In your opinion, diversification of supply involves exclusion, why?
Again, you are phrasing what I said in my article in a much stronger way than I did. Diversification does not automatically involve exclusion. It depends on ‘who’ carries out diversification. I argue that ‘market-led’ diversification most often involves a ‘stratification’ of the service supply, which does in turn involve social exclusion. Market-led meaning that the diversification of supply is left in the hands of private providers, which charge a fee.
When you say stratification, what do you mean?
‘Stratification’, in this case, means that the (private) supply of services is articulated in different layers of quality, directed to different social strata of users, mostly based on ability to pay.
You say ‘social services are an important vehicle of social sustainability’. Currently, some experts claim that sustainability of this system is collapsing. Do you agree?
Yes, of course. Solidarity is disappearing. Solidarity involves redistribution. It is the basis of progressive policy and politics. And I think it is really just disappearing. I think there are mounting trends towards egoism and exclusion.
Could you tell me an example of social innovation that is taking place today in Europe?

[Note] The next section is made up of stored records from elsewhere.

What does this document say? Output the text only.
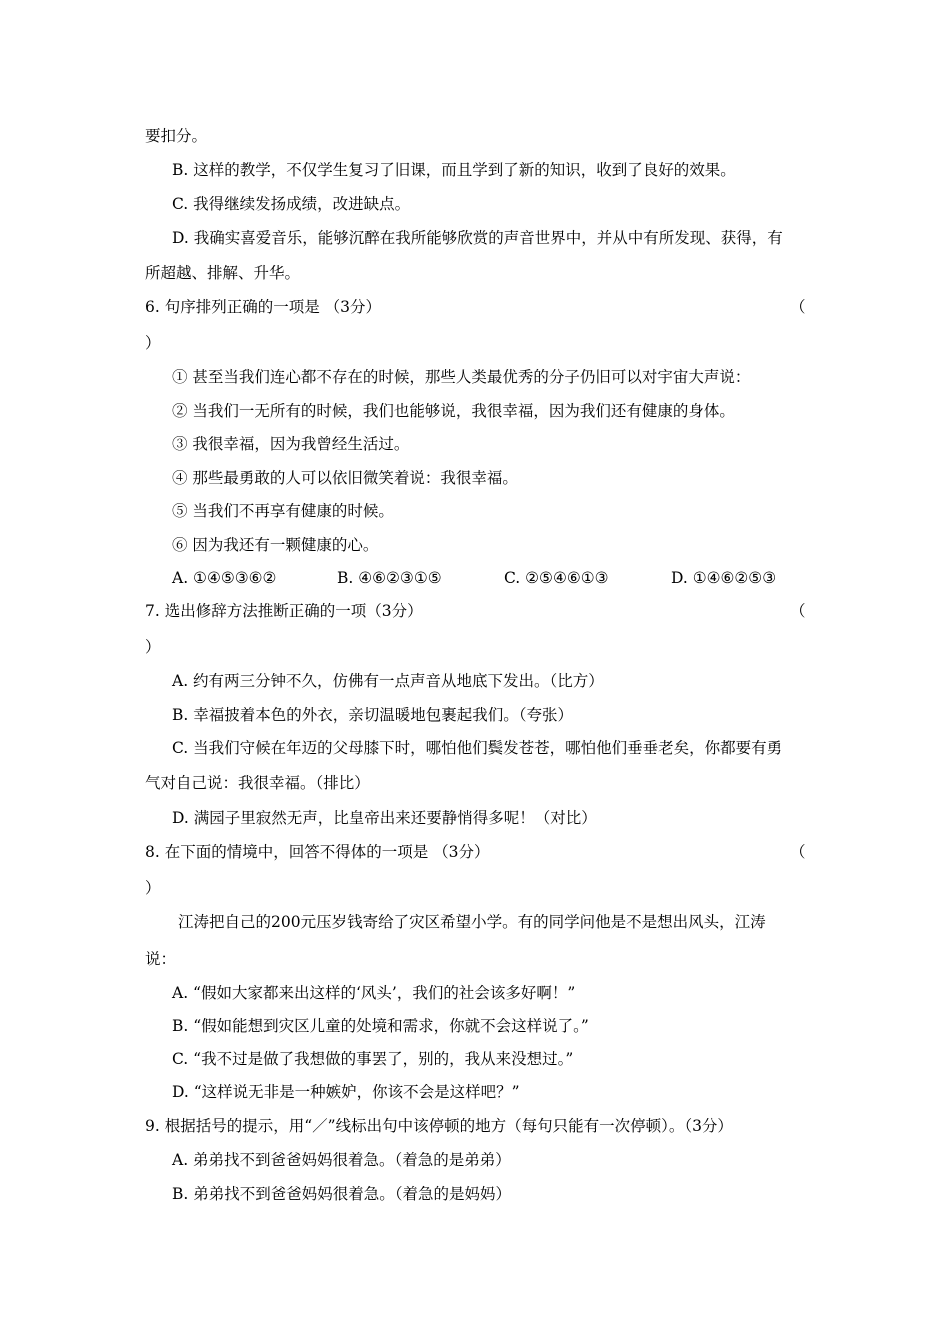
要扣分。
B. 这样的教学，不仅学生复习了旧课，而且学到了新的知识，收到了良好的效果。
C. 我得继续发扬成绩，改进缺点。
D. 我确实喜爱音乐，能够沉醉在我所能够欣赏的声音世界中，并从中有所发现、获得，有
所超越、排解、升华。
6. 句序排列正确的一项是 （3分）	（
）
① 甚至当我们连心都不存在的时候，那些人类最优秀的分子仍旧可以对宇宙大声说：
② 当我们一无所有的时候，我们也能够说，我很幸福，因为我们还有健康的身体。
③ 我很幸福，因为我曾经生活过。
④ 那些最勇敢的人可以依旧微笑着说：我很幸福。
⑤ 当我们不再享有健康的时候。
⑥ 因为我还有一颗健康的心。
A. ①④⑤③⑥②	B. ④⑥②③①⑤	C. ②⑤④⑥①③	D. ①④⑥②⑤③
7. 选出修辞方法推断正确的一项（3分）	（
）
A. 约有两三分钟不久，仿佛有一点声音从地底下发出。（比方）
B. 幸福披着本色的外衣，亲切温暖地包裹起我们。（夸张）
C. 当我们守候在年迈的父母膝下时，哪怕他们鬓发苍苍，哪怕他们垂垂老矣，你都要有勇
气对自己说：我很幸福。（排比）
D. 满园子里寂然无声，比皇帝出来还要静悄得多呢！（对比）
8. 在下面的情境中，回答不得体的一项是 （3分）	（
）
江涛把自己的200元压岁钱寄给了灾区希望小学。有的同学问他是不是想出风头，江涛
说：
A. “假如大家都来出这样的‘风头’，我们的社会该多好啊！”
B. “假如能想到灾区儿童的处境和需求，你就不会这样说了。”
C. “我不过是做了我想做的事罢了，别的，我从来没想过。”
D. “这样说无非是一种嫉妒，你该不会是这样吧？”
9. 根据括号的提示，用“／”线标出句中该停顿的地方（每句只能有一次停顿）。（3分）
A. 弟弟找不到爸爸妈妈很着急。（着急的是弟弟）
B. 弟弟找不到爸爸妈妈很着急。（着急的是妈妈）
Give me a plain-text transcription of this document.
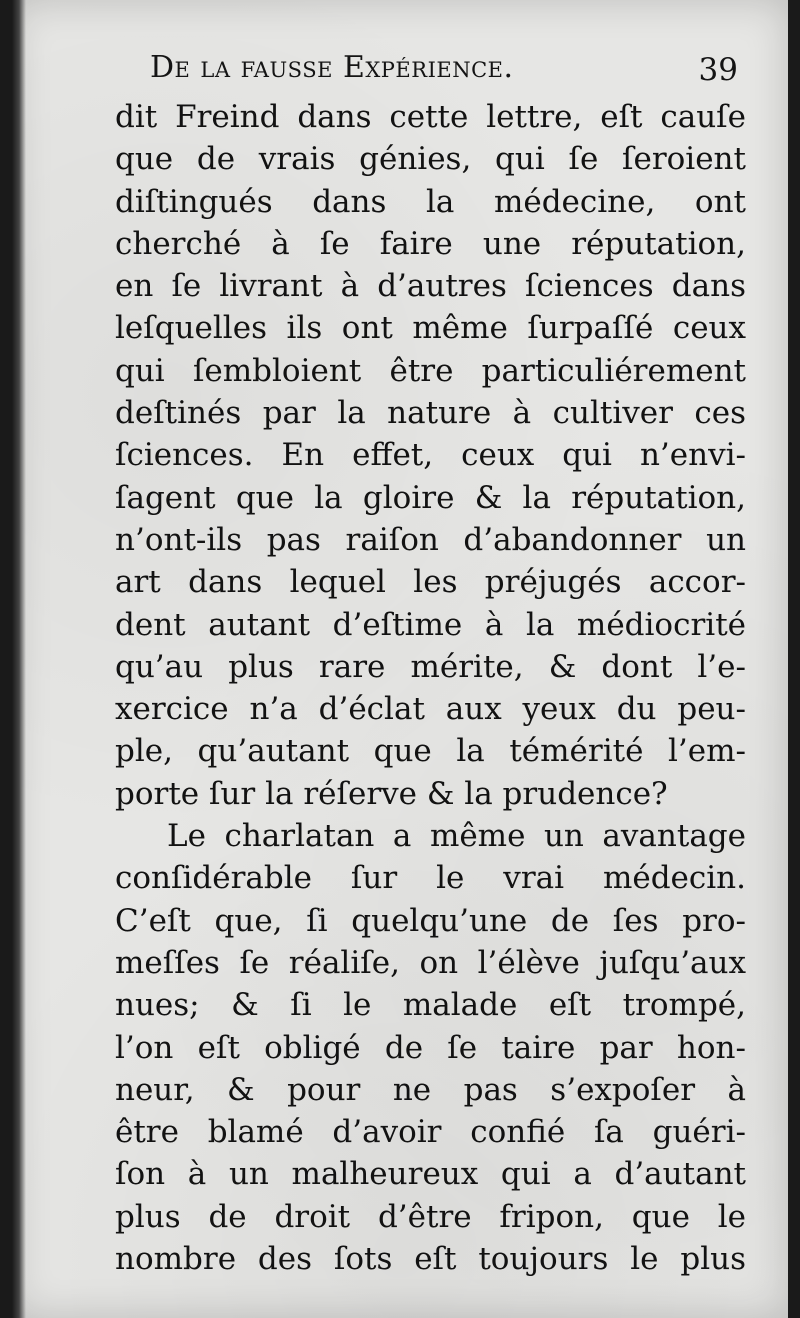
De la fausse Expérience.	39
dit Freind dans cette lettre, eſt cauſe
que de vrais génies, qui ſe ſeroient
diſtingués dans la médecine, ont
cherché à ſe faire une réputation,
en ſe livrant à d’autres ſciences dans
leſquelles ils ont même ſurpaſſé ceux
qui ſembloient être particuliérement
deſtinés par la nature à cultiver ces
ſciences. En effet, ceux qui n’envi-
ſagent que la gloire & la réputation,
n’ont-ils pas raiſon d’abandonner un
art dans lequel les préjugés accor-
dent autant d’eſtime à la médiocrité
qu’au plus rare mérite, & dont l’e-
xercice n’a d’éclat aux yeux du peu-
ple, qu’autant que la témérité l’em-
porte ſur la réſerve & la prudence?
Le charlatan a même un avantage
conſidérable ſur le vrai médecin.
C’eſt que, ſi quelqu’une de ſes pro-
meſſes ſe réaliſe, on l’élève juſqu’aux
nues; & ſi le malade eſt trompé,
l’on eſt obligé de ſe taire par hon-
neur, & pour ne pas s’expoſer à
être blamé d’avoir confié ſa guéri-
ſon à un malheureux qui a d’autant
plus de droit d’être fripon, que le
nombre des ſots eſt toujours le plus
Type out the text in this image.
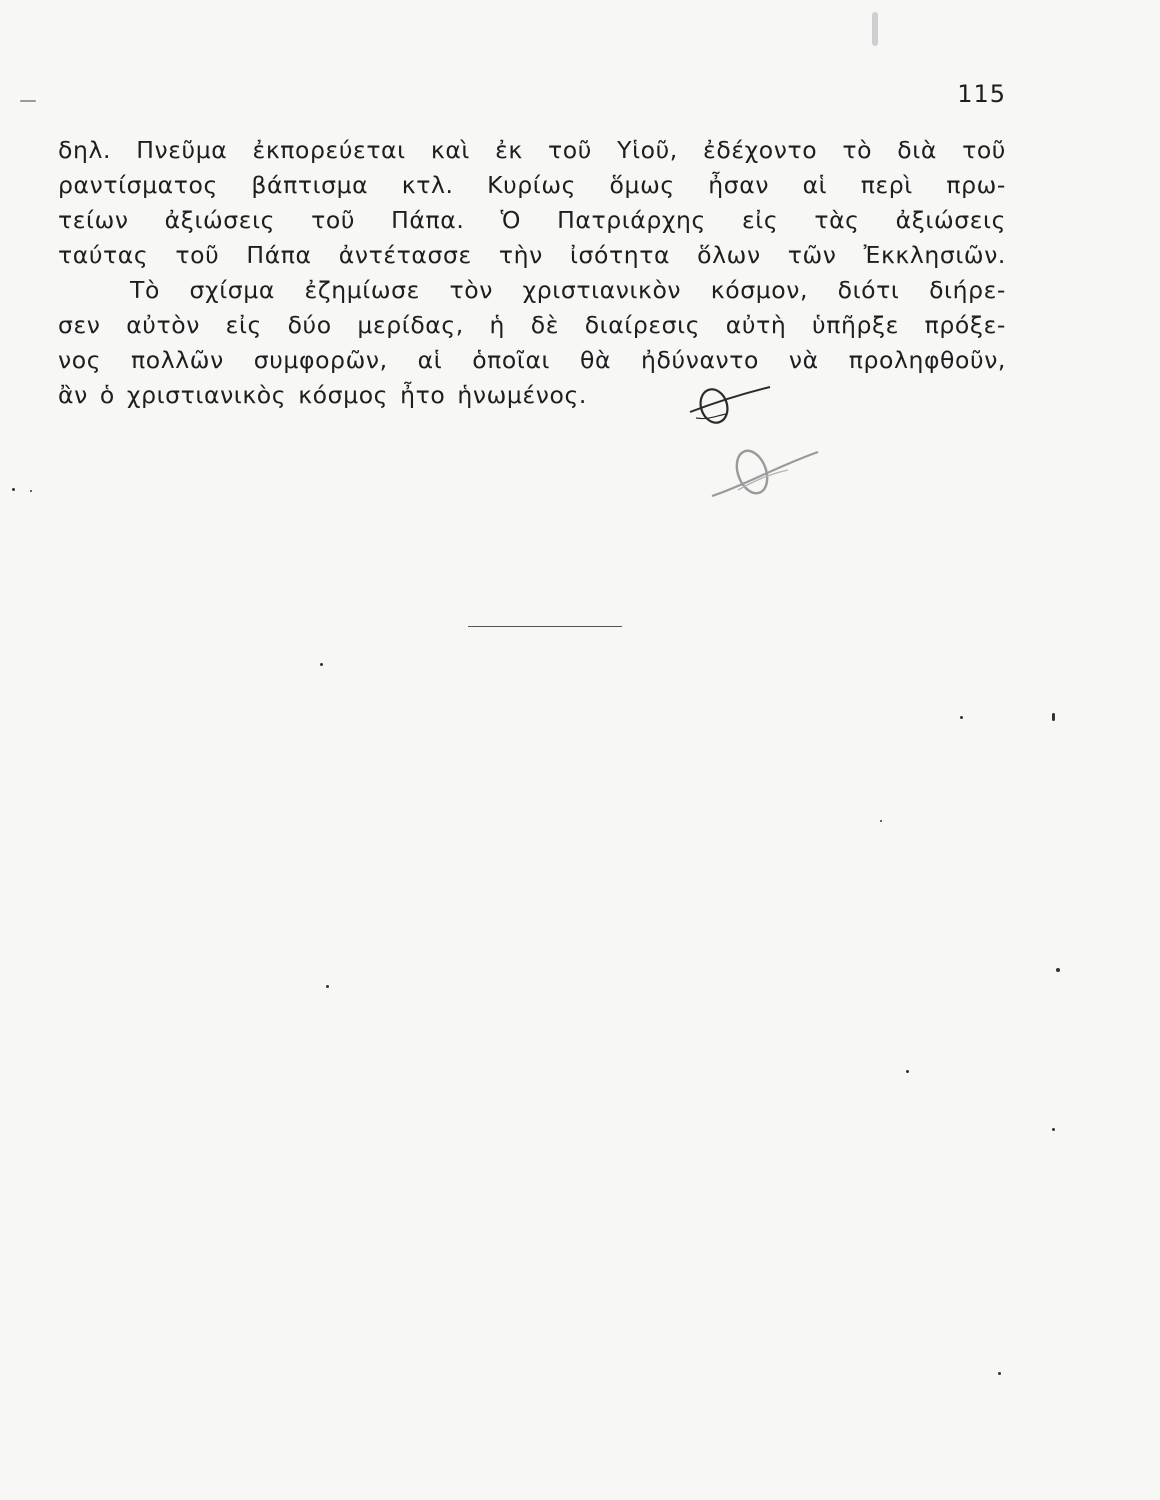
115
δηλ. Πνεῦμα ἐκπορεύεται καὶ ἐκ τοῦ Υἱοῦ, ἐδέχοντο τὸ διὰ τοῦ
ραντίσματος βάπτισμα κτλ. Κυρίως ὅμως ἦσαν αἱ περὶ πρω-
τείων ἀξιώσεις τοῦ Πάπα. Ὁ Πατριάρχης εἰς τὰς ἀξιώσεις
ταύτας τοῦ Πάπα ἀντέτασσε τὴν ἰσότητα ὅλων τῶν Ἐκκλησιῶν.
Τὸ σχίσμα ἐζημίωσε τὸν χριστιανικὸν κόσμον, διότι διήρε-
σεν αὐτὸν εἰς δύο μερίδας, ἡ δὲ διαίρεσις αὐτὴ ὑπῆρξε πρόξε-
νος πολλῶν συμφορῶν, αἱ ὁποῖαι θὰ ἠδύναντο νὰ προληφθοῦν,
ἂν ὁ χριστιανικὸς κόσμος ἦτο ἡνωμένος.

There are many examples of successful social innovation in social services throughout Europe. The definition of social innovation in social services I provided in the article you mention stresses that, in addition to satisfying unmet social needs, giving voice to people, and changing power relations in terms of more democratic governance and participation to decision making, the ‘sustainability’ of social innovation itself must be ensured, beyond the innovative moment. What I stress there is that all successful innovations in social services integrate resources and initiatives from above (public funding, public regulation) and from below (civil society mobilization, community initiatives, third sector). An interesting set of initiatives that are emerging in Italy concern the ‘regularization’ of the ‘badanti’ phenomenon. The ‘badanti’ – care-givers – are immigrant women privately hired to take care of the elderly at home, 24 hours a day. They are generally illegal immigrants, with irregular and exploitative working agreements. A similar phenomenon characterizes other ‘familistic’ systems, such as Spain or Greece, but also ‘liberal’ models, such as the UK. These women are isolated, they have not rights, they are underpaid, they are often untrained and even when they acquire skills on-the-job, this is not recognized. In Italy a number of local movements and organizations are emerging, that are trying to bring together these women and to improve their working conditions, also lobbying for better legislation, such as ‘targeting’ existing public vouchers for the elderly.
Finally, some politicians in Spain say that people have thought that everything was free and we have had a very high dependence on public social services. Are you in agreement with this statement?
No, I don’t. We are discussing now in Europe what the United States have been discussing 30 years ago, when Reagan was elected. The argument of the Republicans and neo-liberal scholars at the time in the US was the same of Europe today: unemployment benefits and social services create dependency and form lazy people. I think that in many regions of Europe – including Spain and Italy – there is ample room for reforming and improving the public social service system, to reduce bureaucracy and increase effectiveness. But this does not mean we should ‘throw the baby out with the bath water’. I definitely do not think that free social services or unemployment benefits create lazy people.